Secondly, there needs to be a scaled approach to School Internet security with the most security applied to the youngest and most vulnerable students and a gradual relaxing as the students reach later years. In all cases, where a teacher deems it necessary/desirable for their students to have access to a particular technology, it should be provided and the teacher supported throughout its use.
Lastly, we need to ensure that the Australian media are aware of the reasons for this approach and an undertaking from them that they will not sensationalize incidents that may occur.

Regardless of what happens, there should be wide consultation with all the stakeholders an a genuine attempt to educate children, their parents the general public and the media on the need for 21st century learning approaches.
It is not impossible and many private schools are already managing this issue very well.


VRBones said...

This fits neatly into my Internet Access WebQuest. I've tagged this post so hopefully this year's students can also review it.

As a counterpoint, I'm working in a private school in QLD where we do allow most web 2.0 technologies, but are spending resources (ie: ~2 hours a week of my time) actively policing internet usage for inappropriate use and cyberbullying. As K.Rudd is finding out, giving money for PCs is just the start and is now having to fork out 1.5 times the amount over and above the original for infrastructure, administration and maintenance.
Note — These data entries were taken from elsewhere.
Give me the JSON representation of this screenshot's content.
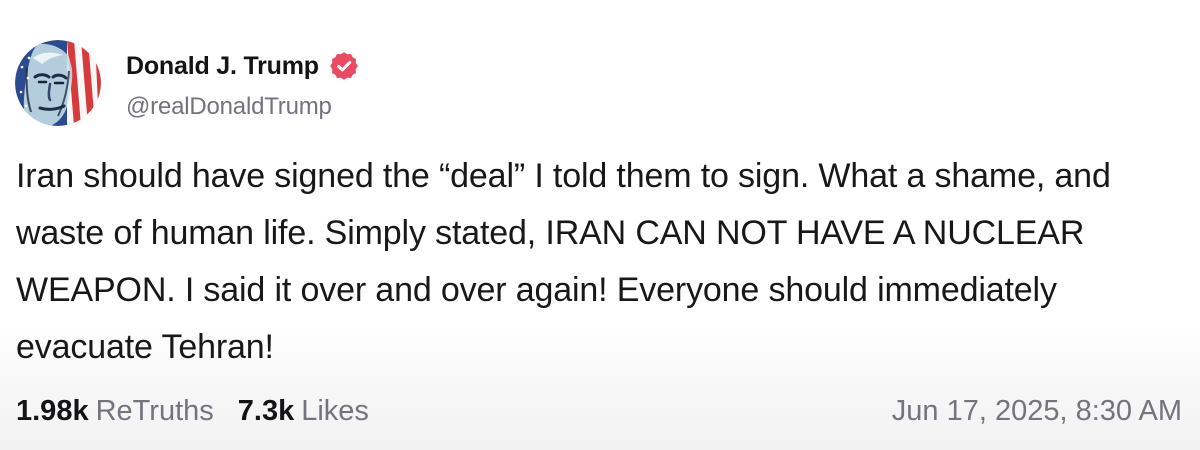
{
  "post": {
    "author": {
      "display_name": "Donald J. Trump",
      "handle": "@realDonaldTrump",
      "verified_icon": "verified-badge-icon",
      "avatar_icon": "profile-avatar"
    },
    "text": "Iran should have signed the “deal” I told them to sign. What a shame, and waste of human life. Simply stated, IRAN CAN NOT HAVE A NUCLEAR WEAPON. I said it over and over again! Everyone should immediately evacuate Tehran!",
    "stats": {
      "retruths_count": "1.98k",
      "retruths_label": "ReTruths",
      "likes_count": "7.3k",
      "likes_label": "Likes"
    },
    "timestamp": "Jun 17, 2025, 8:30 AM"
  },
  "colors": {
    "verified_badge": "#e94b62",
    "name_text": "#141417",
    "secondary_text": "#74747e"
  }
}
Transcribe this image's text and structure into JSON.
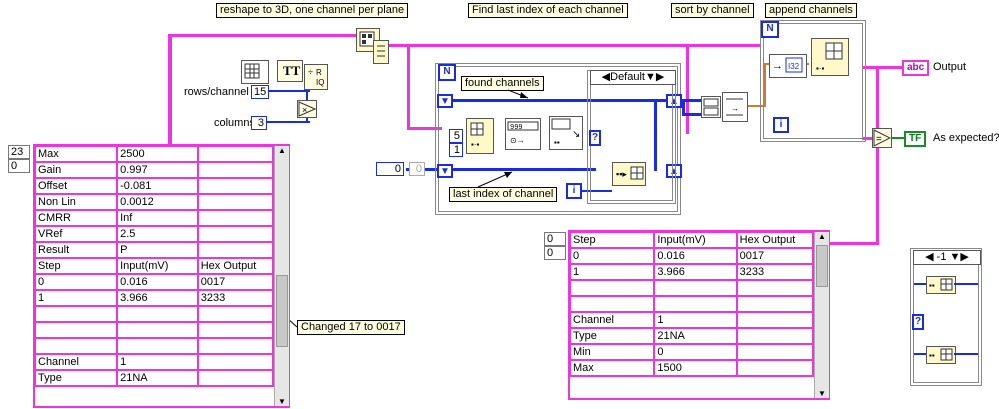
{
  "labels": {
    "reshape": "reshape to 3D, one channel per plane",
    "find_last": "Find last index of each channel",
    "sort": "sort by channel",
    "append": "append channels",
    "found": "found channels",
    "last_index": "last index of channel",
    "changed": "Changed 17 to 0017"
  },
  "controls": {
    "rows_per_channel_label": "rows/channel",
    "rows_per_channel_value": "15",
    "columns_label": "columns",
    "columns_value": "3",
    "shift_const": "0",
    "shift_const2": "0",
    "const_5": "5",
    "const_1": "1",
    "index_n": "N",
    "index_i": "i"
  },
  "case_structure": {
    "selector": "Default"
  },
  "case_structure_small": {
    "selector": "-1"
  },
  "outputs": {
    "output_label": "Output",
    "output_type": "abc",
    "expected_label": "As expected?",
    "expected_type": "TF"
  },
  "left_array": {
    "index_row": "23",
    "index_col": "0",
    "rows": [
      [
        "Max",
        "2500",
        ""
      ],
      [
        "Gain",
        "0.997",
        ""
      ],
      [
        "Offset",
        "-0.081",
        ""
      ],
      [
        "Non Lin",
        "0.0012",
        ""
      ],
      [
        "CMRR",
        "Inf",
        ""
      ],
      [
        "VRef",
        "2.5",
        ""
      ],
      [
        "Result",
        "P",
        ""
      ],
      [
        "Step",
        "Input(mV)",
        "Hex Output"
      ],
      [
        "0",
        "0.016",
        "0017"
      ],
      [
        "1",
        "3.966",
        "3233"
      ],
      [
        "",
        "",
        ""
      ],
      [
        "",
        "",
        ""
      ],
      [
        "",
        "",
        ""
      ],
      [
        "Channel",
        "1",
        ""
      ],
      [
        "Type",
        "21NA",
        ""
      ]
    ]
  },
  "right_array": {
    "index_row": "0",
    "index_col": "0",
    "rows": [
      [
        "Step",
        "Input(mV)",
        "Hex Output"
      ],
      [
        "0",
        "0.016",
        "0017"
      ],
      [
        "1",
        "3.966",
        "3233"
      ],
      [
        "",
        "",
        ""
      ],
      [
        "",
        "",
        ""
      ],
      [
        "Channel",
        "1",
        ""
      ],
      [
        "Type",
        "21NA",
        ""
      ],
      [
        "Min",
        "0",
        ""
      ],
      [
        "Max",
        "1500",
        ""
      ]
    ]
  },
  "colors": {
    "string_wire": "#ee33e0",
    "int_wire": "#1a2ce0",
    "bool_wire": "#1a8a2a",
    "annotation": "#ffffe1"
  }
}
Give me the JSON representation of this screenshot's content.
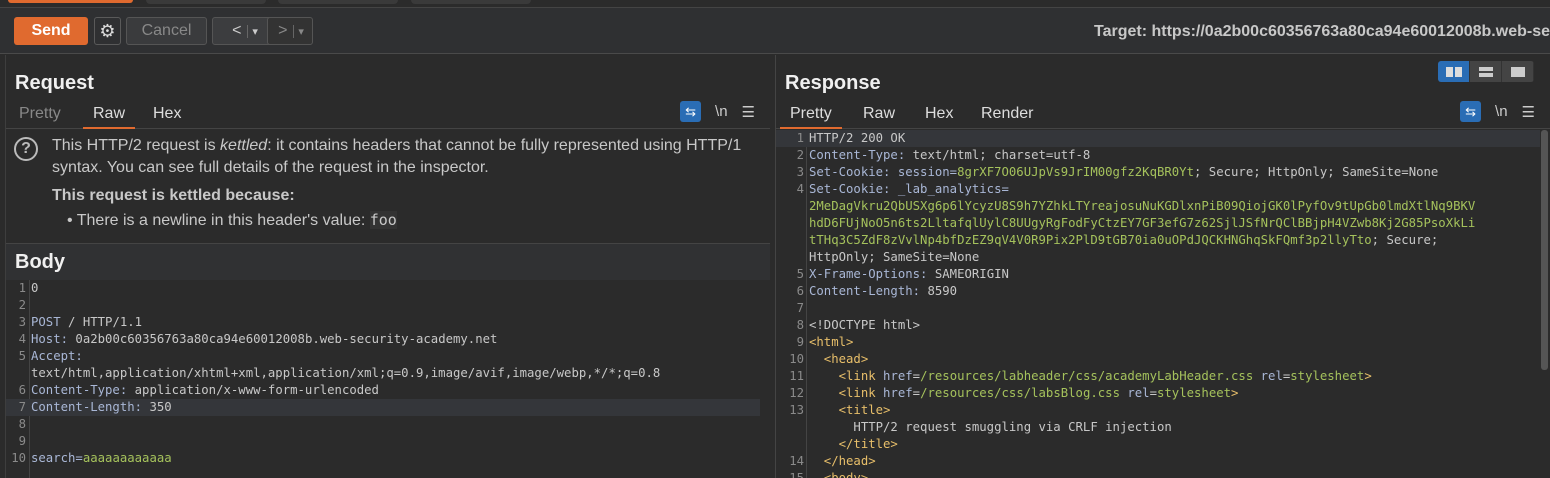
{
  "toolbar": {
    "send": "Send",
    "cancel": "Cancel",
    "back": "<",
    "forward": ">",
    "dropdown": "▾",
    "gear": "⚙",
    "target": "Target: https://0a2b00c60356763a80ca94e60012008b.web-se"
  },
  "request": {
    "title": "Request",
    "tabs": [
      "Pretty",
      "Raw",
      "Hex"
    ],
    "active_tab": "Raw",
    "icons": {
      "wrap": "⇆",
      "newline": "\\n",
      "menu": "☰"
    },
    "info": {
      "line1_pre": "This HTTP/2 request is ",
      "line1_em": "kettled",
      "line1_post": ": it contains headers that cannot be fully represented using HTTP/1 syntax. You can see full details of the request in the inspector.",
      "reason_title": "This request is kettled because:",
      "bullet": "• There is a newline in this header's value: ",
      "bullet_code": "foo"
    },
    "body_title": "Body",
    "lines": [
      {
        "n": "1",
        "s": [
          [
            "0",
            "v"
          ]
        ]
      },
      {
        "n": "2",
        "s": []
      },
      {
        "n": "3",
        "s": [
          [
            "POST",
            "k"
          ],
          [
            " / HTTP/1.1",
            "v"
          ]
        ]
      },
      {
        "n": "4",
        "s": [
          [
            "Host:",
            "k"
          ],
          [
            " 0a2b00c60356763a80ca94e60012008b.web-security-academy.net",
            "v"
          ]
        ]
      },
      {
        "n": "5",
        "s": [
          [
            "Accept:",
            "k"
          ]
        ]
      },
      {
        "n": "",
        "s": [
          [
            "text/html,application/xhtml+xml,application/xml;q=0.9,image/avif,image/webp,*/*;q=0.8",
            "v"
          ]
        ]
      },
      {
        "n": "6",
        "s": [
          [
            "Content-Type:",
            "k"
          ],
          [
            " application/x-www-form-urlencoded",
            "v"
          ]
        ]
      },
      {
        "n": "7",
        "s": [
          [
            "Content-Length:",
            "k"
          ],
          [
            " 350",
            "v"
          ]
        ],
        "hl": true
      },
      {
        "n": "8",
        "s": []
      },
      {
        "n": "9",
        "s": []
      },
      {
        "n": "10",
        "s": [
          [
            "search=",
            "k"
          ],
          [
            "aaaaaaaaaaaa",
            "g"
          ]
        ]
      }
    ]
  },
  "response": {
    "title": "Response",
    "tabs": [
      "Pretty",
      "Raw",
      "Hex",
      "Render"
    ],
    "active_tab": "Pretty",
    "icons": {
      "wrap": "⇆",
      "newline": "\\n",
      "menu": "☰"
    },
    "layout_buttons": [
      "side-by-side",
      "stacked",
      "single"
    ],
    "lines": [
      {
        "n": "1",
        "s": [
          [
            "HTTP/2 200 OK",
            "v"
          ]
        ],
        "hl": true
      },
      {
        "n": "2",
        "s": [
          [
            "Content-Type:",
            "k"
          ],
          [
            " text/html; charset=utf-8",
            "v"
          ]
        ]
      },
      {
        "n": "3",
        "s": [
          [
            "Set-Cookie:",
            "k"
          ],
          [
            " session=",
            "k"
          ],
          [
            "8grXF7O06UJpVs9JrIM00gfz2KqBR0Yt",
            "g"
          ],
          [
            "; Secure; HttpOnly; SameSite=None",
            "v"
          ]
        ]
      },
      {
        "n": "4",
        "s": [
          [
            "Set-Cookie:",
            "k"
          ],
          [
            " _lab_analytics=",
            "k"
          ]
        ]
      },
      {
        "n": "",
        "s": [
          [
            "2MeDagVkru2QbUSXg6p6lYcyzU8S9h7YZhkLTYreajosuNuKGDlxnPiB09QiojGK0lPyfOv9tUpGb0lmdXtlNq9BKV",
            "g"
          ]
        ]
      },
      {
        "n": "",
        "s": [
          [
            "hdD6FUjNoO5n6ts2LltafqlUylC8UUgyRgFodFyCtzEY7GF3efG7z62SjlJSfNrQClBBjpH4VZwb8Kj2G85PsoXkLi",
            "g"
          ]
        ]
      },
      {
        "n": "",
        "s": [
          [
            "tTHq3C5ZdF8zVvlNp4bfDzEZ9qV4V0R9Pix2PlD9tGB70ia0uOPdJQCKHNGhqSkFQmf3p2llyTto",
            "g"
          ],
          [
            "; Secure;",
            "v"
          ]
        ]
      },
      {
        "n": "",
        "s": [
          [
            "HttpOnly; SameSite=None",
            "v"
          ]
        ]
      },
      {
        "n": "5",
        "s": [
          [
            "X-Frame-Options:",
            "k"
          ],
          [
            " SAMEORIGIN",
            "v"
          ]
        ]
      },
      {
        "n": "6",
        "s": [
          [
            "Content-Length:",
            "k"
          ],
          [
            " 8590",
            "v"
          ]
        ]
      },
      {
        "n": "7",
        "s": []
      },
      {
        "n": "8",
        "s": [
          [
            "<!DOCTYPE html>",
            "v"
          ]
        ]
      },
      {
        "n": "9",
        "s": [
          [
            "<html>",
            "t"
          ]
        ]
      },
      {
        "n": "10",
        "s": [
          [
            "  <head>",
            "t"
          ]
        ]
      },
      {
        "n": "11",
        "s": [
          [
            "    <link ",
            "t"
          ],
          [
            "href",
            "k"
          ],
          [
            "=",
            "v"
          ],
          [
            "/resources/labheader/css/academyLabHeader.css ",
            "g"
          ],
          [
            "rel",
            "k"
          ],
          [
            "=",
            "v"
          ],
          [
            "stylesheet",
            "g"
          ],
          [
            ">",
            "t"
          ]
        ]
      },
      {
        "n": "12",
        "s": [
          [
            "    <link ",
            "t"
          ],
          [
            "href",
            "k"
          ],
          [
            "=",
            "v"
          ],
          [
            "/resources/css/labsBlog.css ",
            "g"
          ],
          [
            "rel",
            "k"
          ],
          [
            "=",
            "v"
          ],
          [
            "stylesheet",
            "g"
          ],
          [
            ">",
            "t"
          ]
        ]
      },
      {
        "n": "13",
        "s": [
          [
            "    <title>",
            "t"
          ]
        ]
      },
      {
        "n": "",
        "s": [
          [
            "      HTTP/2 request smuggling via CRLF injection",
            "v"
          ]
        ]
      },
      {
        "n": "",
        "s": [
          [
            "    </title>",
            "t"
          ]
        ]
      },
      {
        "n": "14",
        "s": [
          [
            "  </head>",
            "t"
          ]
        ]
      },
      {
        "n": "15",
        "s": [
          [
            "  <body>",
            "t"
          ]
        ]
      }
    ]
  }
}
On the school conneciton, is it limited by the school or the infrastructure? Here in Bundaberg we have just been able to upgrade to DSL2, so up until a couple of weeks ago we were limited to 1.5 Mbps regardless of what we wanted from an educational point of view. We still were able to use youTube etc in a moderate manner, although most video is distributed internally via ClickView. Fibre to the Premises was on K.Rudd's list, but not anywhere to be seen yet.

Scot said...

Hi Tony,

Thanks for your input.



Anonymous said...

Scot, I think your post is timely.

The problems mentioned have been around for many years but the consequences have never been so keenly felt.
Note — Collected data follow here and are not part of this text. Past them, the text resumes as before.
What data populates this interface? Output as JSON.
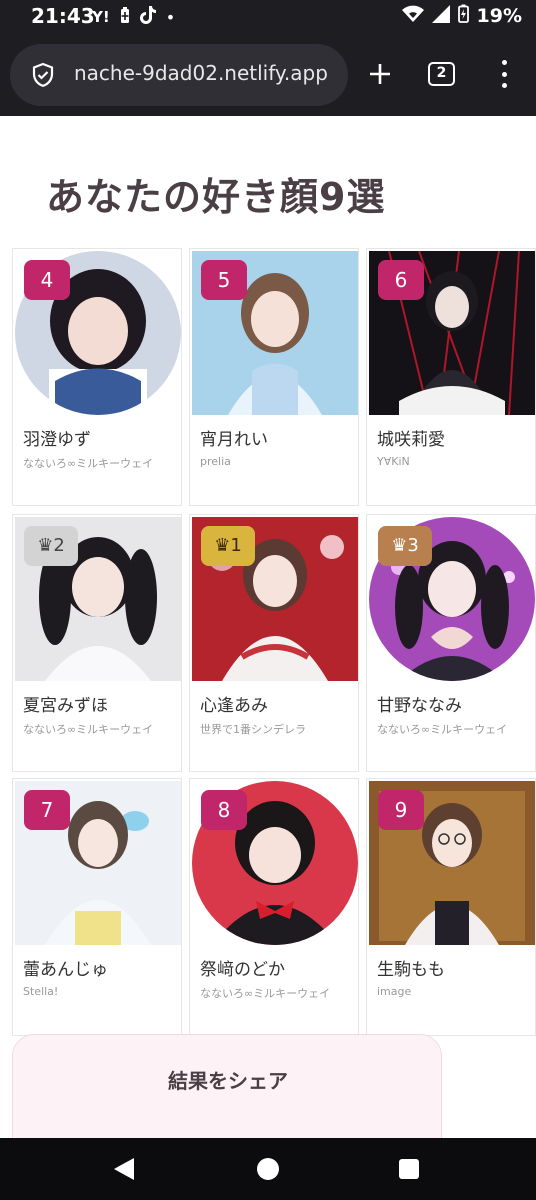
{
  "status_bar": {
    "time": "21:43",
    "left_icons": [
      "Y!",
      "battery-saver-icon",
      "tiktok-icon",
      "•"
    ],
    "battery": "19%"
  },
  "browser": {
    "url": "nache-9dad02.netlify.app",
    "tab_count": "2"
  },
  "page": {
    "title": "あなたの好き顔9選"
  },
  "cards": [
    {
      "rank": "4",
      "name": "羽澄ゆず",
      "group": "なないろ∞ミルキーウェイ",
      "badge_style": "plain"
    },
    {
      "rank": "5",
      "name": "宵月れい",
      "group": "prelia",
      "badge_style": "plain"
    },
    {
      "rank": "6",
      "name": "城咲莉愛",
      "group": "Y∀KiN",
      "badge_style": "plain"
    },
    {
      "rank": "♛2",
      "name": "夏宮みずほ",
      "group": "なないろ∞ミルキーウェイ",
      "badge_style": "silver"
    },
    {
      "rank": "♛1",
      "name": "心逢あみ",
      "group": "世界で1番シンデレラ",
      "badge_style": "gold"
    },
    {
      "rank": "♛3",
      "name": "甘野ななみ",
      "group": "なないろ∞ミルキーウェイ",
      "badge_style": "bronze"
    },
    {
      "rank": "7",
      "name": "蕾あんじゅ",
      "group": "Stella!",
      "badge_style": "plain"
    },
    {
      "rank": "8",
      "name": "祭﨑のどか",
      "group": "なないろ∞ミルキーウェイ",
      "badge_style": "plain"
    },
    {
      "rank": "9",
      "name": "生駒もも",
      "group": "image",
      "badge_style": "plain"
    }
  ],
  "share": {
    "title": "結果をシェア"
  },
  "colors": {
    "accent": "#c2266a",
    "silver": "#d3d3d3",
    "gold": "#dab53e",
    "bronze": "#b8804e"
  }
}
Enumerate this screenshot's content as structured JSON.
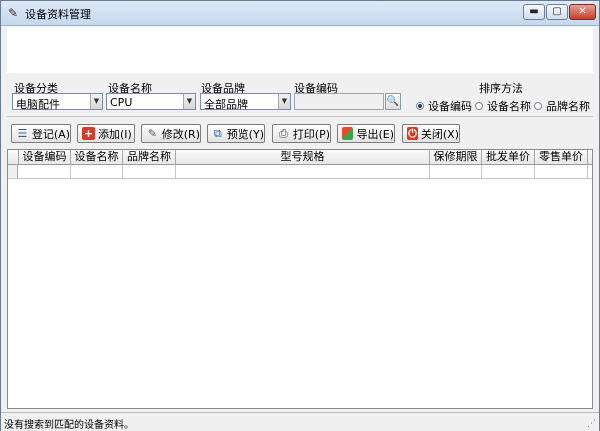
{
  "window": {
    "title": "设备资料管理",
    "controls": {
      "minimize": "▬",
      "maximize": "▢",
      "close": "✕"
    }
  },
  "filters": {
    "category_label": "设备分类",
    "category_value": "电脑配件",
    "name_label": "设备名称",
    "name_value": "CPU",
    "brand_label": "设备品牌",
    "brand_value": "全部品牌",
    "code_label": "设备编码",
    "code_value": ""
  },
  "sort": {
    "label": "排序方法",
    "options": [
      {
        "label": "设备编码",
        "selected": true
      },
      {
        "label": "设备名称",
        "selected": false
      },
      {
        "label": "品牌名称",
        "selected": false
      }
    ]
  },
  "toolbar": {
    "register": "登记(A)",
    "add": "添加(I)",
    "edit": "修改(R)",
    "preview": "预览(Y)",
    "print": "打印(P)",
    "export": "导出(E)",
    "close": "关闭(X)"
  },
  "table": {
    "columns": [
      "设备编码",
      "设备名称",
      "品牌名称",
      "型号规格",
      "保修期限",
      "批发单价",
      "零售单价"
    ],
    "rows": []
  },
  "status": {
    "message": "没有搜索到匹配的设备资料。"
  }
}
This is a discussion that needs to take place.

Mark D said...

Just to throw in a curve ball, do you think that the blocking issues will become less as the educational environment becomes less and less structured, with students becoming increasongly connected away from the traditional classroom environments?

Of course my tongue is wedged firmly in my cheek, and I probably thought of this because of a conversation with a native Canberran who told me that the 'city' had been designed without the need to cope with high volumes of traffic as flexible working hours were to be the norm, meaning that an age-old problem (overloaded roads) would become a non-event.
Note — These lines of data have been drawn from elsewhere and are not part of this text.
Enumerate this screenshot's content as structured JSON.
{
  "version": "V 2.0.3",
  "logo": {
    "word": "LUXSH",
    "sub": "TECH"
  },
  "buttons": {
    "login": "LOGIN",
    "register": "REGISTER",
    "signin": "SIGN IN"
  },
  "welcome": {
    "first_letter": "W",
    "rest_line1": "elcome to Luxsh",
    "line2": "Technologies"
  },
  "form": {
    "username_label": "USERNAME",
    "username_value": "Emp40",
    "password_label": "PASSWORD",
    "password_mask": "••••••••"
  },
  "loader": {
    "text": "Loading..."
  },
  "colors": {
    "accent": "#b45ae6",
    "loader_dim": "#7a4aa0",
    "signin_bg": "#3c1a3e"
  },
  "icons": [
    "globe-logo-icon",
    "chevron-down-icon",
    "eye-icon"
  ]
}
Its a shame that whereas some parts of our world seem to advance at a phenomenal rate, many others move far more slowly, and the rumbling from the shifting of the tectonic plates is felt by all.

Pointless ramble over - great article Scot :)

Scot said...

Hi Mark,

You pose an interesting question and one I'd not considered. The simple answer is probably, although we will need our education authorities to take a more student-centred approach as it is likely that the most disadvantaged Australian students will rely on institution resources for many years to come. This could further exacerbate the digital divide that currently exists.

My fear is that by the time state schools are dragged into the 21st century it will be too late for Australia and our school graduates will be substantially disadvantaged in a globally competitive economy.

I smiled at your Canberra example--when I lived there in the late 1970s, there was a 30 minute peak hour twice a day. The rest of the day the traffic was scarce--it may be different these days!

Many thanks for your comment.



Anonymous said...

We have a similar situation here in NSW, with many indispensible 2.0 sites e.g. being blocked for state school students, yet private schools can offer learning activities relating to these websites, which highlights an equity issue because state school students would be disadvantaged for external exams. The focus should be on teaching students how to use web 2.0 websites in a responsible way.